Wednesday 23 December 2015

Norman Foster's Cairo redevelopment has locals asking: where do we fit in?

Astone’s throw from the River Nile, nestled deep within a labyrinthine tangle of narrow alleyways, bustling coffee shops and peeling paintwork, Tarek is staring at a phone. The images on the screen depict a sleek, modernist boulevard overlooked by a row of glass skyscrapers. Roof gardens crown each building, and on one balcony, a lone, elderly Egyptian man is playing chess and pouring tea.
Each rendering has been produced by Foster + Partners, Britain’s most prestigious architecture firm which has just won a competition to redesign an iconic district in central Cairo, vowing to “set the benchmark for urban regeneration throughout the country”. As part of its plans, the street on which Tarek is standing will eventually become a lagoon, lined with “cafés, restaurants and shops that will make this a highly desirable leisure destination.”
But Tarek – a middle-aged street vendor who requested that the Guardian not use his real name – is perturbed. He looks down at the glossy graphics, and then up again, before gesturing around at his neighbours. “Where are we in this picture?” he asks.

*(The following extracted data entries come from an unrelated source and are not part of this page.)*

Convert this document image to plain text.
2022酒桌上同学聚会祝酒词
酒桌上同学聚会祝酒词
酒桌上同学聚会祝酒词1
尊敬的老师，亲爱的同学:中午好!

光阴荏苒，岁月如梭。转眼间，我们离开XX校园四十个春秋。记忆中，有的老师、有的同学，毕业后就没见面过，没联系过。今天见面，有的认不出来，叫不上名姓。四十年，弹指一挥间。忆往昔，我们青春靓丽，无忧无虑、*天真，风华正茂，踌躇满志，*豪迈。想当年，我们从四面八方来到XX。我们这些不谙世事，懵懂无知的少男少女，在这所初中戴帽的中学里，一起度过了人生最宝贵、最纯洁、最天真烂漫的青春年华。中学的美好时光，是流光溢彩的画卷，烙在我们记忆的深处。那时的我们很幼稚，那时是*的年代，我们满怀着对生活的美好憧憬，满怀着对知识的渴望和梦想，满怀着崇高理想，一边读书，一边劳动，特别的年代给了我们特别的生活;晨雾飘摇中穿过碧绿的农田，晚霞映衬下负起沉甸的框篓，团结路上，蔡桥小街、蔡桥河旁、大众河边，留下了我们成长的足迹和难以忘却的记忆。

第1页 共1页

Tarek’s question cuts to the heart of the debate over urban development in Egypt, a battleground that is intimately entwined with the past half-decade’s revolutionary turmoil and is now assuming intense political relevance again. His neighbourhood is on the frontline of a struggle between two competing models of change, and the outcome promises to reveal much about the intentions of Egypt’s latest authoritarian rulers.
Norman Foster’s practice has chosen to partner with a government widely condemned by international human rights groups for its brutal crackdowns on dissent and widespread use of torture; in return, the company seems to believe it can carve out a place for itself in the vanguard of a progressive new era of urban design – one that could reshape the Arab world’s most populous nation for the better. Is it right?